Washington It's the caper that has baffled Baltimore. Someone has stolen 130 hulking aluminum light poles in broad daylight — each weighing about 115 kilograms, measuring nine metres tall and stuffed with live electrical wires.
The real mystery isn't who did it. It's why it took so long for one of the fastest-growing crime schemes on the planet to reach Baltimore.
Thanks in large part to China's voracious appetite for resources, the soaring prices of nearly all base metals — aluminum, copper and even steel — have unleashed what can only be described as a scrap metal theft pandemic.
That's why Belgium's main railway station recently lost 770 of its 800 luggage carts and police in the Montreal suburb of Pointe Claire are still hunting for the thieves who made off with 30 manhole covers last spring.
Prices for aluminum and copper have more than doubled in the past couple of years, and are now setting near-daily record highs. Prices in the $85-billion (U.S.) global scrap metal trade are up even more, tripling since 2003.
And the scrap metal crime spree has tracked that upward trajectory every step of the way.
Lamp posts and manhole covers aren't even the most unusual items to go missing — 400 parking meters have been yanked from roadsides in Pittsburgh. Thieves are making off with just about everything they can lay their hands on — copper wiring from homes, aluminum siding, phone booths, fire extinguishers, traffic lights, street signs, ladders and even the kitchen sink.
“Baltimore has a lot of crime problems, but this is the strangest one of all,” admitted Chip Franklin, a radio talk show host at WBAL in that city. “Baltimore is a great city and we have great criminals too.”
That the crime wave would hit Baltimore isn't all that surprising. The city has one of the largest ports on the U.S. East Coast, and much of the stolen scrap ends up in foreign countries — most notably China.
China's booming economy has triggered extraordinary demand for all types of raw materials, particularly those used to build infrastructure. China is now among the world's largest consumers of copper, steel and aluminum. This year, the country is expected to buy roughly a third of the world's steel and account for 80 per cent of the growth in demand.
Far removed from China's mills, though, nothing it seems is sacred — literally.
In October, two men ripped the copper off one of the majestic domes atop Cleveland's St. Theodosius Orthodox cathedral. “Who could steal from God?” church caretaker Ted Lentz wondered to the city's The Plain Dealer newspaper.
In Argentina, soon after someone brazenly pried bronze plaques from the famed Obelisco monument on one of Buenos Aires busiest boulevards, the government launched a crackdown on scrap metal theft. In July, the country imposed a temporary ban on exports of all scrap copper and aluminum. The government has also created a national registry for scrap metal dealers and exporters as well as a “theft-free” certification program.

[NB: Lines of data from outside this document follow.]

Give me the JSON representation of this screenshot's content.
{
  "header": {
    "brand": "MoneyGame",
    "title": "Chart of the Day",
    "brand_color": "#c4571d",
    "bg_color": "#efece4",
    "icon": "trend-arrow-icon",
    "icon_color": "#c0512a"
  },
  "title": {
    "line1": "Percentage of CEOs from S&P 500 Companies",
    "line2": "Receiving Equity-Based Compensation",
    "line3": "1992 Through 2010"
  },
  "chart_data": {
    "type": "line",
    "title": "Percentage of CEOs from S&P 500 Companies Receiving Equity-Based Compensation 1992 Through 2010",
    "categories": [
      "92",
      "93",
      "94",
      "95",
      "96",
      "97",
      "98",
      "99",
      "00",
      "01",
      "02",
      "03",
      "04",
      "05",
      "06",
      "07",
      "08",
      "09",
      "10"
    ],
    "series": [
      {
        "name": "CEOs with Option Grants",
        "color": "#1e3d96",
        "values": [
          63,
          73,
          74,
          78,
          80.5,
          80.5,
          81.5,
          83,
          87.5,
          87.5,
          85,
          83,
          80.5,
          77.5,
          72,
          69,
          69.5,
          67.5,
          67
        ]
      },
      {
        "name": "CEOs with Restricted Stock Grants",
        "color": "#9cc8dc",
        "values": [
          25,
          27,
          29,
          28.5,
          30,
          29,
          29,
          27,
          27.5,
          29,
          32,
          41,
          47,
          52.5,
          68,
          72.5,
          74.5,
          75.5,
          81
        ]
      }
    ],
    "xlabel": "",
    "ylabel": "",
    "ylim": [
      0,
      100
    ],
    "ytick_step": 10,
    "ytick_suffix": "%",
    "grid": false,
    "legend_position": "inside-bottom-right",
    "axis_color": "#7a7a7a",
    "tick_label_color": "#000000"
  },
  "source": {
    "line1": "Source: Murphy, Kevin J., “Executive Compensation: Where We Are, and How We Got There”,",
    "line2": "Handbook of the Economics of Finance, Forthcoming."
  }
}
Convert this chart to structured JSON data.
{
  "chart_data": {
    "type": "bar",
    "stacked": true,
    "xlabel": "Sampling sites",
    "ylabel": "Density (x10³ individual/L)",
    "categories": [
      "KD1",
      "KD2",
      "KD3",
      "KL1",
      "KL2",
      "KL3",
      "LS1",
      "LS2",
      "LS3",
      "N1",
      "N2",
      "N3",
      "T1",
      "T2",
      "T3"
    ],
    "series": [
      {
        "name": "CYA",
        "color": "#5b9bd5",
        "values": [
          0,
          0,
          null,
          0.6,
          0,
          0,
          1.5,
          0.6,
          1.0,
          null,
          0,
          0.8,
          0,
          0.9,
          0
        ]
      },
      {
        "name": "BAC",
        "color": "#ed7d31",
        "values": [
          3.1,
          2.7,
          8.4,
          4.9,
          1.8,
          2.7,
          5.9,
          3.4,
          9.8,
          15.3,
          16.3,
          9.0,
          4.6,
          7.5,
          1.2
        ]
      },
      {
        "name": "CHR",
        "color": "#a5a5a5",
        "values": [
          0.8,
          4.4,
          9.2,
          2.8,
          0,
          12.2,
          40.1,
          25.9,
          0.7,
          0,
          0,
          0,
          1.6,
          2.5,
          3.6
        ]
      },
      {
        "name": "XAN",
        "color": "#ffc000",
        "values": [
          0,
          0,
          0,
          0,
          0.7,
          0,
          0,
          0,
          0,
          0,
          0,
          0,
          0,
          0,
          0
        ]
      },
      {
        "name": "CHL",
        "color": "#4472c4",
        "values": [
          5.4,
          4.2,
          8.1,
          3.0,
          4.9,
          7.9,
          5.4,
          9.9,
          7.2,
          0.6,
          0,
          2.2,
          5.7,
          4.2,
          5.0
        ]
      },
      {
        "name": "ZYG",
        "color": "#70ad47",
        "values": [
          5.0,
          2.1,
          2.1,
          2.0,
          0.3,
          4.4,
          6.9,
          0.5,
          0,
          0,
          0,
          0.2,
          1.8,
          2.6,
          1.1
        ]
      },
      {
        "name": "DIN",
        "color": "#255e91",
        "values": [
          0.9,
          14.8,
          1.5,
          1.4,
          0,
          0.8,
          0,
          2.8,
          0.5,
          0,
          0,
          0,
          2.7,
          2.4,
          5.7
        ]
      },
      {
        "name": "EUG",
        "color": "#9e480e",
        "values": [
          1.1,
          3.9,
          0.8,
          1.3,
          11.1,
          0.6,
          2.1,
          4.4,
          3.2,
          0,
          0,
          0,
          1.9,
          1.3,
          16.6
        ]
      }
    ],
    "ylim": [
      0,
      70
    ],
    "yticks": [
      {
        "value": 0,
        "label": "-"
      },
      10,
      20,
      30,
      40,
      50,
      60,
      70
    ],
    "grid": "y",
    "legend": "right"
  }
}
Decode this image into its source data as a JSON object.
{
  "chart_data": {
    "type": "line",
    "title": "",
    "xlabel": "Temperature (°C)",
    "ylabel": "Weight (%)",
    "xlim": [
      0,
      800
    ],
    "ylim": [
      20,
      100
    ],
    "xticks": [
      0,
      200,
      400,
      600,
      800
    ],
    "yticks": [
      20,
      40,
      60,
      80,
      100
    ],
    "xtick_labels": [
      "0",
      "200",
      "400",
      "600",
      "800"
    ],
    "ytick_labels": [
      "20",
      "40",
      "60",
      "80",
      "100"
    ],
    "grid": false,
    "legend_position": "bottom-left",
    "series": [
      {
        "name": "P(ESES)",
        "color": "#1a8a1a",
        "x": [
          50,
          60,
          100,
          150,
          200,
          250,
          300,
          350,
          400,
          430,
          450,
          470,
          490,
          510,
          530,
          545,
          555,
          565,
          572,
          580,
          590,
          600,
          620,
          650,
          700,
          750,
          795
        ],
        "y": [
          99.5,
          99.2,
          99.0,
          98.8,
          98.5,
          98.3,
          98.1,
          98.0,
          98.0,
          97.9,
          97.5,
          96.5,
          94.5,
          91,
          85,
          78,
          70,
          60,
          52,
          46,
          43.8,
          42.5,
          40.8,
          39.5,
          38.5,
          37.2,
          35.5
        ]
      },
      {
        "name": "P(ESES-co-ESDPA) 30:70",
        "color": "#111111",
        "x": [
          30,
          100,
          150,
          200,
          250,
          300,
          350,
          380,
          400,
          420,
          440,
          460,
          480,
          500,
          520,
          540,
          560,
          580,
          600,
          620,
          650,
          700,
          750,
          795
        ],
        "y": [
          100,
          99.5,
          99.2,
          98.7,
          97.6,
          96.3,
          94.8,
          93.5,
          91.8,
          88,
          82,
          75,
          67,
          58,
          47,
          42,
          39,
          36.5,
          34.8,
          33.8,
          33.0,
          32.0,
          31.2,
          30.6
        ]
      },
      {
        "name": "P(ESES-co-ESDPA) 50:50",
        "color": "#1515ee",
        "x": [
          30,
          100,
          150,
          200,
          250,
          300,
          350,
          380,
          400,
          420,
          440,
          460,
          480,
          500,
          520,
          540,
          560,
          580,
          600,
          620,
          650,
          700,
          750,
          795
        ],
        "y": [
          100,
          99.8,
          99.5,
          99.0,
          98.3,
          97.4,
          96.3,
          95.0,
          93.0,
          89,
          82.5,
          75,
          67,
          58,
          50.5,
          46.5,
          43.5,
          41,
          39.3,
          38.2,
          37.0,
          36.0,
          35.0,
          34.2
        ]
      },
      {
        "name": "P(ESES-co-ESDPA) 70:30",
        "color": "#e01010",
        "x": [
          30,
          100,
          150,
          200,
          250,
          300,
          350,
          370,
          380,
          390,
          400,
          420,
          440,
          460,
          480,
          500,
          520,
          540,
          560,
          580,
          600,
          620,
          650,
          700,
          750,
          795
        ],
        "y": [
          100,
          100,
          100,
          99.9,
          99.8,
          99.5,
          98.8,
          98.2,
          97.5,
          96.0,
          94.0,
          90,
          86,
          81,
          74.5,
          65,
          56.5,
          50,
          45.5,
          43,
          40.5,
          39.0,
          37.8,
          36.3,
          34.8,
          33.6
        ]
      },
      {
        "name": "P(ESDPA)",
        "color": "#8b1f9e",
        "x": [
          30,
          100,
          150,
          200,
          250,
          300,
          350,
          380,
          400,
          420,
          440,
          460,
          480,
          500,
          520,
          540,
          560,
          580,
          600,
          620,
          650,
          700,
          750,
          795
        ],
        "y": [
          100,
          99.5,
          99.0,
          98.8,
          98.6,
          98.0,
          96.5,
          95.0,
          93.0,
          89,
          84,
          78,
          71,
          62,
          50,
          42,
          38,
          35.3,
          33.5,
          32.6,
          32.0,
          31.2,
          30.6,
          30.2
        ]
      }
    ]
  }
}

Theft of copper wires from electrical utilities and telephone companies has become so rampant in Argentina that it has badly affected service to millions of customers. Cable theft is running at a rate of 500 kilometres a month, up from 200 kilometres a month a year ago.
But the impact of all this theft isn't just economic. It has also become downright dangerous. At least eight people in China reportedly have died in the past couple of years after falling into sewers after manhole covers were removed. It's a wonder there haven't been more deaths. Last year, 24,000 manhole covers were pilfered in Beijing alone.
In August, Chinese authorities blamed the theft of signalling cables for a collision of two Dalian-bound trains — a crash that killed five people and injured 30.
In the summer in Columbus, Ohio, a vacant townhouse exploded after a thief cut the natural gas line while stealing copper pipes.
Mr. Franklin, the radio talk show host, is glum about what the crime says about Baltimore, where police suspect crack addicts are stealing the poles to feed their habit.
“Think how bad we're losing the war on drugs if crack addicts are cutting down light poles to get a fix.”